Michel Picard, AOC Gevrey-Chambertin, Cote d’Or, Burgundy, France, 2010
Burgundy quality levels
It is often said that there are four levels, whereas the reality is that there are five, becoming spatially smaller in extent as one ascends the (potential) quality pyramid – in the basement are regional, followed by sub-regional or district, then commune or village, premier cru, and at the pinnacle grand cru.
- Regional appellations are labelled with Bourgogne eg Bourgogne Passetoutgrains, or Bourgogne Aligoté. These can only be produced from grapes grown within Burgundy, and may represent a blend from quite a large area. Together, regional and sub-regional or district appellations, below, account for about 40% of total production in Burgundy.
- Sub-regional, also known as district appellations, lie within the Burgundy region, and do not include the word Bourgogne in the AOC title. There are three of what could be termed sub-district levels: in the basement eg AOC Cote de Beaune or AOP Cote Challonaise; then, cross-village appellations, from one or more villages eg AOC Cote de Nuits Villages, and finally in some cases a specific, yet unclassified vineyard, may be mentioned on the label, exactly as eg AOP Cote de Beaune Villages “Les Abesses”.
- Commune, also known as village appellations, account for about 35% of total Burgundy production. The appellation name mentions the commune or village name (invariably double-barrelled, for emphasis, eg the village name eg Gevrey, hyphenated with Chambertin, to give eg AOC Gevrey-Chambertin, or AOP Ladoix-Serrigny. Additionally the village name may be appended with that of an individual vineyard, eg Gevrey-Chambertin Creux Brouillard or Gevrey-Chambertin Les Marchais.
- Premier cru represents a step up in quality from commune/village, accounting for about 20% of total production in Burgundy. There are 585 premier crus. The village name is appended with the name of the vineyard and 1er cru eg AOP Gevrey-Chambertin 1er Cru Aux Combottes, or AOC Meursault 1er Cru Les Perrières.
- Grand cru expresses the top-most level of potential quality in the Bourgogne region, drilling right down to an individually named vineyard, they account for less than 5% of total Burgundy production. There are 32 grand crus. The appellation is mentioned on the label as simply the vineyard itself, with no mention of grand cru eg AOC Corton-Charlemagne or AOP Richebourg. Confusingly, some grand cru vineyard names can appear as part of commune/village names.
This wine: lot no. LC130220C, a village wine, varietal pinot noir, coated natural cork closure, 13.5% abv, Vintage Wines, £32 (11/17)

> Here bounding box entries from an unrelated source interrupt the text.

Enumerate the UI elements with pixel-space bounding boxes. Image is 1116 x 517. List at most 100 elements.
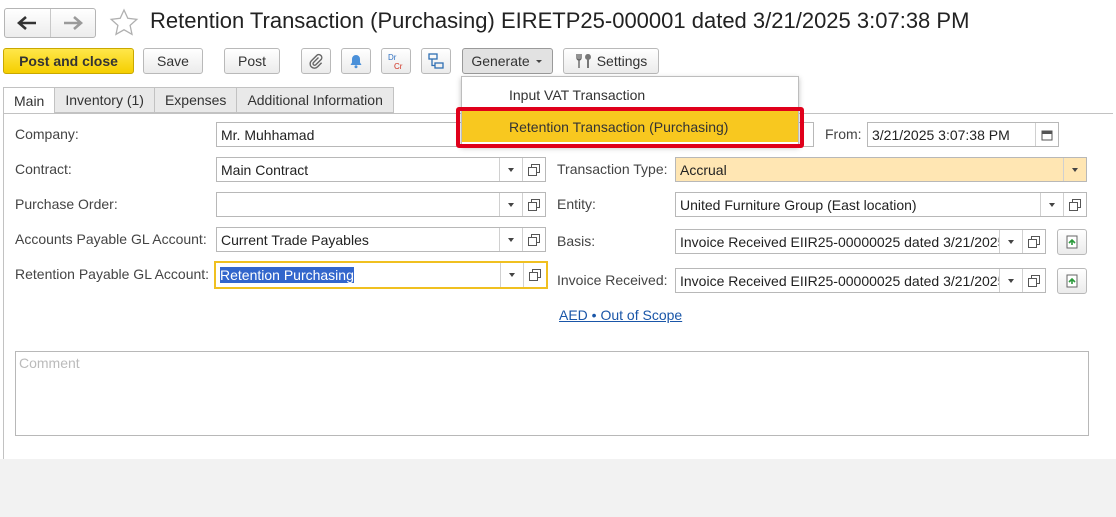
reminder-button[interactable] xyxy=(341,48,371,74)
basis-field[interactable]: Invoice Received EIIR25-00000025 dated 3… xyxy=(675,229,1046,254)
open-window-icon xyxy=(529,269,541,281)
post-button[interactable]: Post xyxy=(224,48,280,74)
purchase-order-open-button[interactable] xyxy=(522,193,545,216)
retention-gl-account-value: Retention Purchasing xyxy=(216,267,500,283)
forward-button[interactable] xyxy=(49,9,96,37)
basis-dropdown-button[interactable] xyxy=(999,230,1022,253)
entity-field[interactable]: United Furniture Group (East location) xyxy=(675,192,1087,217)
svg-text:Cr: Cr xyxy=(394,62,403,71)
highlight-outline xyxy=(456,107,804,148)
from-date-value: 3/21/2025 3:07:38 PM xyxy=(872,126,1010,143)
menu-item-input-vat-transaction[interactable]: Input VAT Transaction xyxy=(462,79,798,110)
from-label: From: xyxy=(825,126,862,142)
bell-icon xyxy=(350,55,362,69)
settings-label: Settings xyxy=(596,53,648,69)
contract-open-button[interactable] xyxy=(522,158,545,181)
invoice-received-open-button[interactable] xyxy=(1022,269,1045,292)
chevron-down-icon xyxy=(509,273,515,277)
selected-text: Retention Purchasing xyxy=(220,267,354,283)
hierarchy-icon xyxy=(428,53,444,69)
chevron-down-icon xyxy=(1008,278,1014,283)
transaction-type-field[interactable]: Accrual xyxy=(675,157,1087,182)
invoice-received-label: Invoice Received: xyxy=(557,272,668,288)
invoice-received-dropdown-button[interactable] xyxy=(999,269,1022,292)
tab-bar: Main Inventory (1) Expenses Additional I… xyxy=(3,87,394,114)
contract-field[interactable]: Main Contract xyxy=(216,157,546,182)
calendar-button[interactable] xyxy=(1035,123,1058,146)
basis-label: Basis: xyxy=(557,233,596,249)
open-window-icon xyxy=(528,198,540,211)
purchase-order-dropdown-button[interactable] xyxy=(499,193,522,216)
ap-gl-account-dropdown-button[interactable] xyxy=(499,228,522,251)
arrow-left-icon xyxy=(17,16,37,30)
from-date-field[interactable]: 3/21/2025 3:07:38 PM xyxy=(867,122,1059,147)
tools-icon xyxy=(576,54,591,68)
retention-gl-account-field[interactable]: Retention Purchasing xyxy=(214,261,548,289)
generate-label: Generate xyxy=(471,53,530,69)
calendar-icon xyxy=(1041,130,1053,140)
basis-value: Invoice Received EIIR25-00000025 dated 3… xyxy=(680,233,999,250)
contract-dropdown-button[interactable] xyxy=(499,158,522,181)
chevron-down-icon xyxy=(508,167,514,172)
open-window-icon xyxy=(1028,235,1040,248)
chevron-down-icon xyxy=(1072,167,1078,172)
basis-open-button[interactable] xyxy=(1022,230,1045,253)
entity-value: United Furniture Group (East location) xyxy=(680,196,917,213)
paperclip-icon xyxy=(309,53,323,69)
entity-open-button[interactable] xyxy=(1063,193,1086,216)
purchase-order-field[interactable] xyxy=(216,192,546,217)
basis-fill-button[interactable] xyxy=(1057,229,1087,255)
invoice-received-fill-button[interactable] xyxy=(1057,268,1087,294)
company-label: Company: xyxy=(15,126,79,142)
tab-inventory[interactable]: Inventory (1) xyxy=(55,87,155,113)
retention-gl-account-label: Retention Payable GL Account: xyxy=(15,266,210,282)
transaction-type-label: Transaction Type: xyxy=(557,161,668,177)
debit-credit-button[interactable]: Dr Cr xyxy=(381,48,411,74)
entity-dropdown-button[interactable] xyxy=(1040,193,1063,216)
caret-down-icon xyxy=(535,60,542,63)
chevron-down-icon xyxy=(1008,239,1014,244)
ap-gl-account-open-button[interactable] xyxy=(522,228,545,251)
purchase-order-label: Purchase Order: xyxy=(15,196,118,212)
save-button[interactable]: Save xyxy=(143,48,203,74)
open-window-icon xyxy=(1028,274,1040,287)
open-window-icon xyxy=(528,233,540,246)
ap-gl-account-field[interactable]: Current Trade Payables xyxy=(216,227,546,252)
currency-vat-link[interactable]: AED • Out of Scope xyxy=(559,307,682,323)
invoice-received-value: Invoice Received EIIR25-00000025 dated 3… xyxy=(680,272,999,289)
debit-credit-icon: Dr Cr xyxy=(388,53,403,71)
transaction-type-dropdown-button[interactable] xyxy=(1063,158,1086,181)
retention-gl-account-dropdown-button[interactable] xyxy=(500,263,523,287)
open-window-icon xyxy=(528,163,540,176)
generate-button[interactable]: Generate xyxy=(462,48,553,74)
contract-label: Contract: xyxy=(15,161,72,177)
navigation-buttons xyxy=(4,8,96,38)
ap-gl-account-label: Accounts Payable GL Account: xyxy=(15,231,207,247)
contract-value: Main Contract xyxy=(221,161,309,178)
page-title: Retention Transaction (Purchasing) EIRET… xyxy=(150,8,970,33)
chevron-down-icon xyxy=(1049,202,1055,207)
entity-label: Entity: xyxy=(557,196,596,212)
tab-additional-information[interactable]: Additional Information xyxy=(237,87,394,113)
panel-border xyxy=(3,113,4,459)
back-button[interactable] xyxy=(5,9,50,37)
svg-text:Dr: Dr xyxy=(388,53,397,62)
arrow-right-icon xyxy=(63,16,83,30)
comment-field[interactable]: Comment xyxy=(15,351,1089,436)
document-fill-icon xyxy=(1066,235,1078,249)
structure-button[interactable] xyxy=(421,48,451,74)
comment-placeholder: Comment xyxy=(19,355,80,371)
chevron-down-icon xyxy=(508,237,514,242)
ap-gl-account-value: Current Trade Payables xyxy=(221,231,369,248)
open-window-icon xyxy=(1069,198,1081,211)
attachments-button[interactable] xyxy=(301,48,331,74)
settings-button[interactable]: Settings xyxy=(563,48,659,74)
post-and-close-button[interactable]: Post and close xyxy=(3,48,134,74)
chevron-down-icon xyxy=(508,202,514,207)
favorite-star-icon[interactable] xyxy=(108,7,140,39)
tab-main[interactable]: Main xyxy=(3,87,56,114)
retention-gl-account-open-button[interactable] xyxy=(523,263,546,287)
tab-expenses[interactable]: Expenses xyxy=(154,87,238,113)
invoice-received-field[interactable]: Invoice Received EIIR25-00000025 dated 3… xyxy=(675,268,1046,293)
transaction-type-value: Accrual xyxy=(680,161,727,178)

Consumer tasting note: a nose of red fruits edged with hints of liquorice and oak, together with a floral peony and rose dimension, then dried herbs and berries; medium bodied, with notes of cranberry and cherry, then dried red berries edged with bees-wax. Finishes medium. Decant for 30-45 minutes.
WSET style tasting note
Appearance: clear and bright, pale intensity ruby, showing tears; no sediment.
Nose: clean, medium (+) intensity, developing, with aromas as they come, of ripe red cherry, red currant, red liquorice, touches of sweet oak, a floral peony-like lift then hints of tea rose, bees-wax, edge of dried herbs, dried cranberry and earthy currants, and after some time a whiff of toast.
Palate: dry, medium (+) acidity, ripe medium tannins, medium (+) alcohol, medium body, medium (+) intensity, a sensation of sweetness in mid-palate, with flavours of cranberry, red currant, red cherry, a sweet oaky edge, hints of dried red berries and bees-wax. A medium length with a clean red-berried bees-wax-edged finish, with slightly drying tannins and a slight bitterness on the end.
Quality: good, well-balanced acidity and ripe yet slightly drying tannins, with alcohol; good intensity throughout, slightly less concentration, showing moderate complexity from time in wood and bottle, with tertiary notes of bees-wax, dried herbs and dried berries. The mid-palate sweetness does not feed through to the medium finish, which has that slight bitterness on the end.
Drinking readiness/ageing potential: drink now, unsuited to further ageing – the balance is fine(ish), since there is the slightly drying dimension of the tannins and the slight bitterness on the end, which detracts, and of course the length is modest. It will keep for a year.